Inderkum Hansheiri · Ständerat · 2003-09-16
Inderkum Hansheiri · Ständerat · Uri · Christlichdemokratische Fraktion · 2003-09-16
Wortprotokoll
Bei Artikel 112b befinden wir uns in einem politisch sensiblen Bereich. Es geht um die kollektiven IV-Massnahmen. Bei Absatz 3 sind wir dem Bundesrat gefolgt. Der Nationalrat hat - offensichtlich im Bestreben, da der Opposition etwas Wind aus den Segeln zu nehmen - zu den Grundsätzen noch Kriterien hinzugefügt.

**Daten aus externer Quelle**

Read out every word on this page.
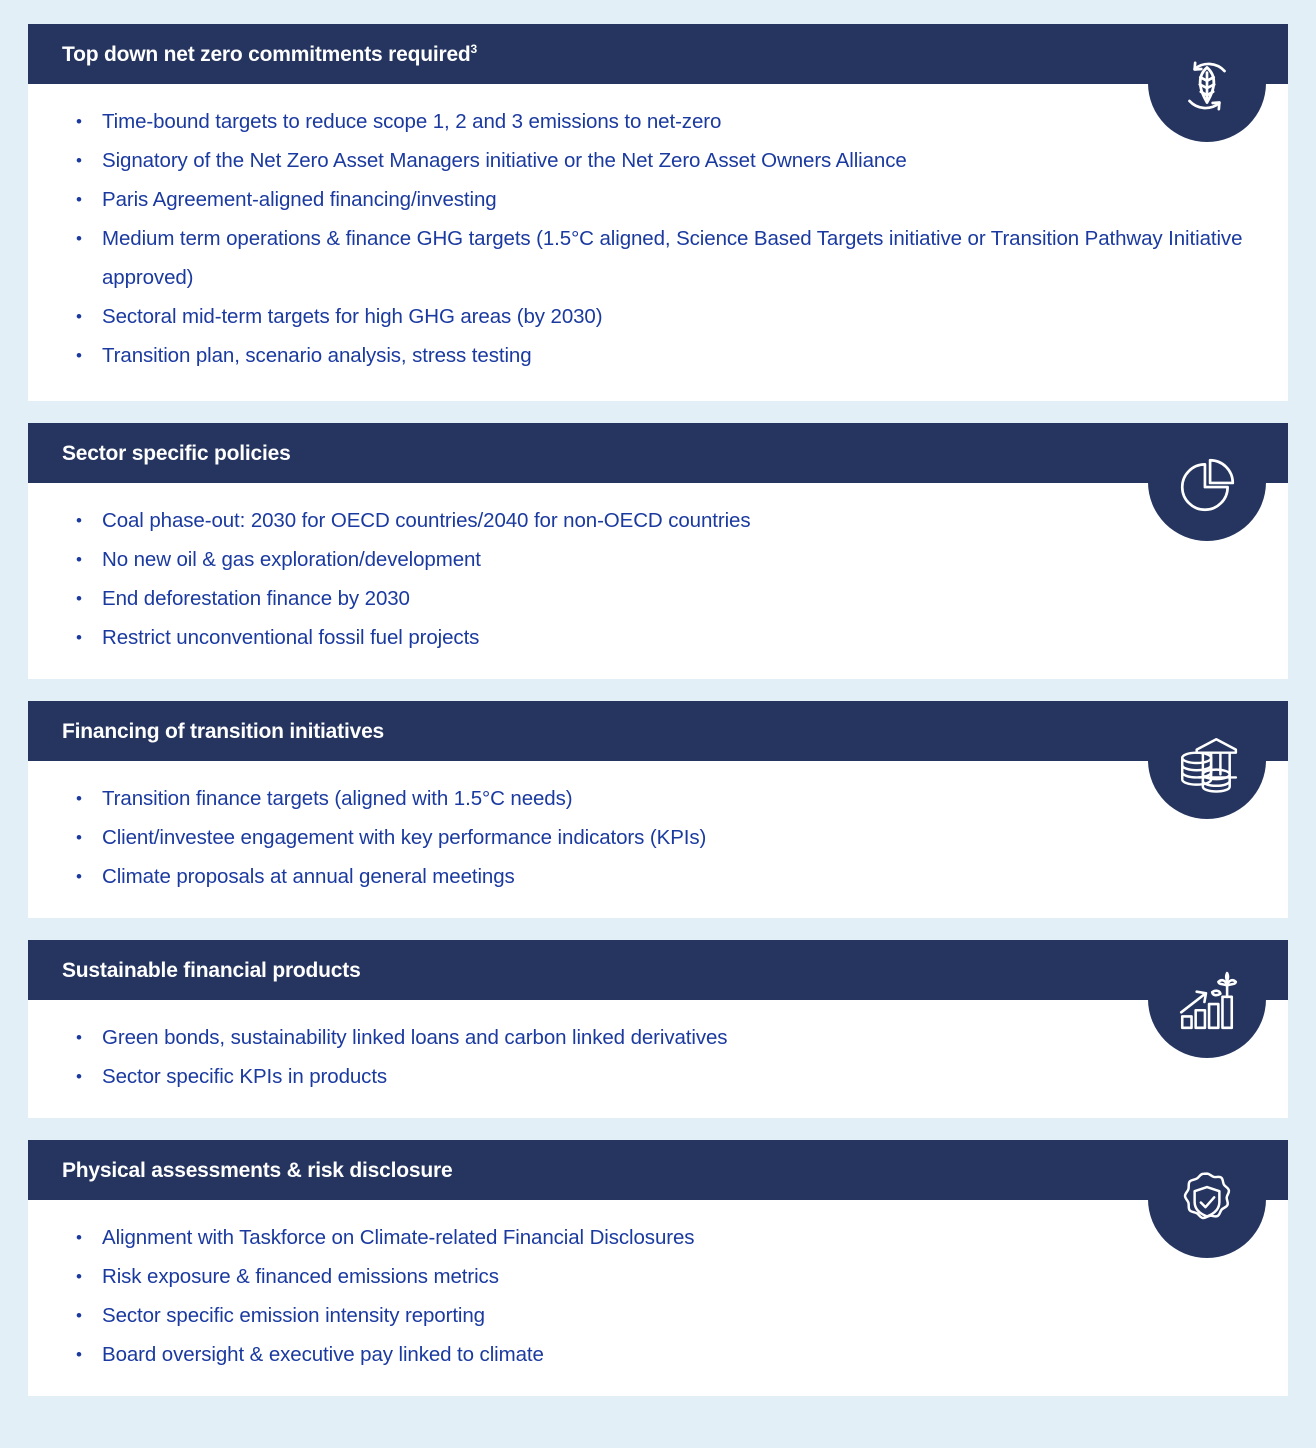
Top down net zero commitments required$^3$
• Time-bound targets to reduce scope 1, 2 and 3 emissions to net-zero
• Signatory of the Net Zero Asset Managers initiative or the Net Zero Asset Owners Alliance
• Paris Agreement-aligned financing/investing
• Medium term operations & finance GHG targets (1.5°C aligned, Science Based Targets initiative or Transition Pathway Initiative approved)
• Sectoral mid-term targets for high GHG areas (by 2030)
• Transition plan, scenario analysis, stress testing
Sector specific policies
• Coal phase-out: 2030 for OECD countries/2040 for non-OECD countries
• No new oil & gas exploration/development
• End deforestation finance by 2030
• Restrict unconventional fossil fuel projects
Financing of transition initiatives
• Transition finance targets (aligned with 1.5°C needs)
• Client/investee engagement with key performance indicators (KPIs)
• Climate proposals at annual general meetings
Sustainable financial products
• Green bonds, sustainability linked loans and carbon linked derivatives
• Sector specific KPIs in products
Physical assessments & risk disclosure
• Alignment with Taskforce on Climate-related Financial Disclosures
• Risk exposure & financed emissions metrics
• Sector specific emission intensity reporting
• Board oversight & executive pay linked to climate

Er hat die Formulierung "soweit nötig", die wir in unserem Beschluss hatten, gestrichen und vor allem noch einen Zusatz des Inhaltes aufgenommen, wonach das Gesetz gewährleisten müsse, dass die Verletzung seiner Bestimmungen beim Bundesgericht gerügt werden kann.

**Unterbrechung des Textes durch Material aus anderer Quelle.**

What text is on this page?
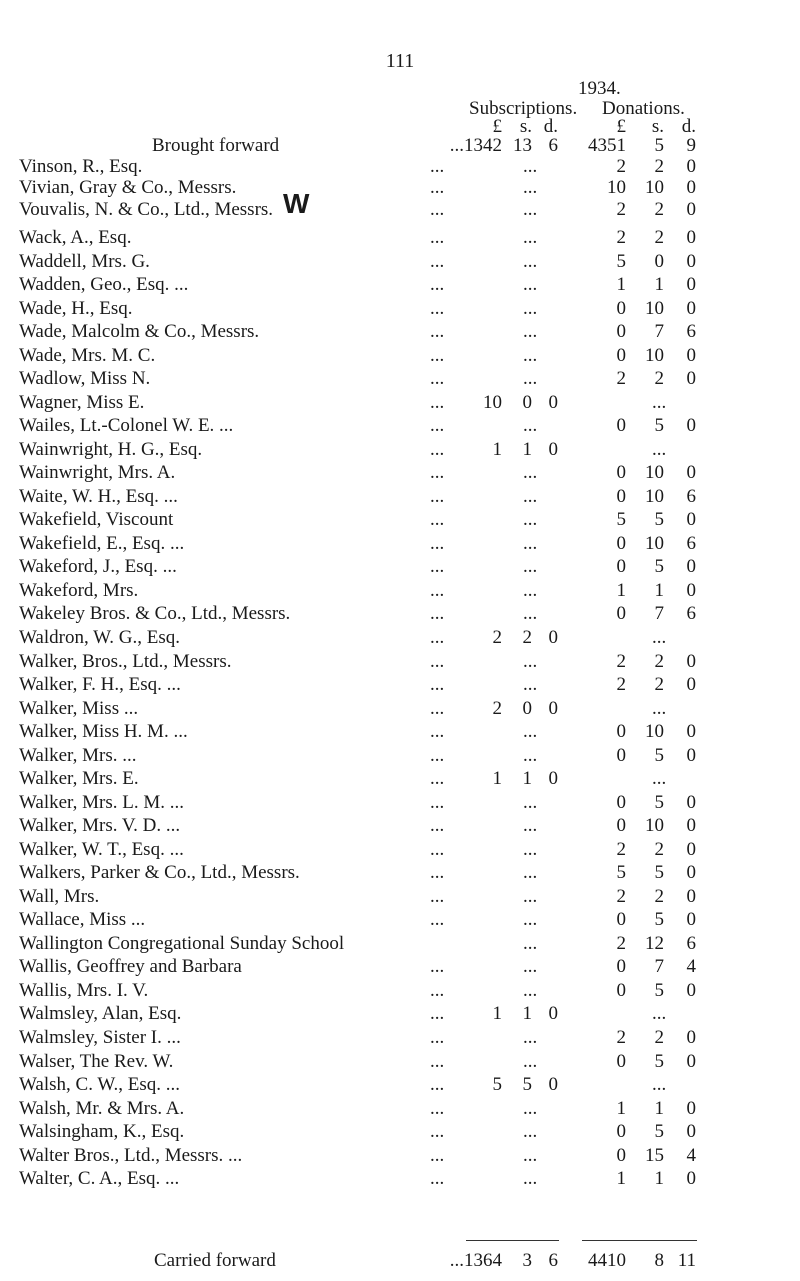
111
1934.
Subscriptions. Donations.
£ s. d.	£	s. d.
Brought forward	...1342 13 6	4351	5	9
Vinson, R., Esq.	...	...	2	2	0
Vivian, Gray & Co., Messrs.	...	...	10	10	0
Vouvalis, N. & Co., Ltd., Messrs.	...	...	2	2	0
W
Wack, A., Esq.	...	...	2	2	0
Waddell, Mrs. G.	...	...	5	0	0
Wadden, Geo., Esq. ...	...	...	1	1	0
Wade, H., Esq.	...	...	0	10	0
Wade, Malcolm & Co., Messrs.	...	...	0	7	6
Wade, Mrs. M. C.	...	...	0	10	0
Wadlow, Miss N.	...	...	2	2	0
Wagner, Miss E.	...	10	0 0	...
Wailes, Lt.-Colonel W. E. ...	...	...	0	5	0
Wainwright, H. G., Esq.	...	1	1 0	...
Wainwright, Mrs. A.	...	...	0	10	0
Waite, W. H., Esq. ...	...	...	0	10	6
Wakefield, Viscount	...	...	5	5	0
Wakefield, E., Esq. ...	...	...	0	10	6
Wakeford, J., Esq. ...	...	...	0	5	0
Wakeford, Mrs.	...	...	1	1	0
Wakeley Bros. & Co., Ltd., Messrs.	...	...	0	7	6
Waldron, W. G., Esq.	...	2	2 0	...
Walker, Bros., Ltd., Messrs.	...	...	2	2	0
Walker, F. H., Esq. ...	...	...	2	2	0
Walker, Miss ...	...	2	0 0	...
Walker, Miss H. M. ...	...	...	0	10	0
Walker, Mrs. ...	...	...	0	5	0
Walker, Mrs. E.	...	1	1 0	...
Walker, Mrs. L. M. ...	...	...	0	5	0
Walker, Mrs. V. D. ...	...	...	0	10	0
Walker, W. T., Esq. ...	...	...	2	2	0
Walkers, Parker & Co., Ltd., Messrs.	...	...	5	5	0
Wall, Mrs.	...	...	2	2	0
Wallace, Miss ...	...	...	0	5	0
Wallington Congregational Sunday School	...	2	12	6
Wallis, Geoffrey and Barbara	...	...	0	7	4
Wallis, Mrs. I. V.	...	...	0	5	0
Walmsley, Alan, Esq.	...	1	1 0	...
Walmsley, Sister I. ...	...	...	2	2	0
Walser, The Rev. W.	...	...	0	5	0
Walsh, C. W., Esq. ...	...	5	5 0	...
Walsh, Mr. & Mrs. A.	...	...	1	1	0
Walsingham, K., Esq.	...	...	0	5	0
Walter Bros., Ltd., Messrs. ...	...	...	0	15	4
Walter, C. A., Esq. ...	...	...	1	1	0
Carried forward	...1364	3 6	4410	8 11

Es ist ja immer gut - Herr Schweiger hat soeben darauf hingewiesen -, dass es hie und da Situationen gibt, die es angezeigt machen, aus politischen Gründen etwas in ein Gesetz oder in eine Verfassung hineinzuschreiben, was rein von der Verfassungsästhetik her an sich nicht das Richtige wäre. Aber diese Bereitschaft und dieser Wille haben eben auch ihre Grenzen. Es gibt klare Grenzen, wenn es darum geht, etwas zu verhindern, was juristisch - zumal auf Verfassungsstufe - wirklich einen Nonsens bedeutet: Diese Bestimmung ist erstens exotisch, denn es gibt keine anderen Kompetenzbestimmungen, die auch Regelungen des Rechtsweges enthalten; diese Bestimmung ist zweitens auch nicht nötig, sie könnte allenfalls auf Gesetzesstufe erfolgen; sie ist drittens mit der jetzt laufenden Justizreform nicht kompatibel. Wir haben trotzdem einen Schritt in Richtung Nationalrat getan, indem wir diese Grundsätze mit den Kriterien ergänzt haben und auf die Einschränkung "soweit nötig" verzichtet haben. Hier haben wir keinen Minderheitsantrag.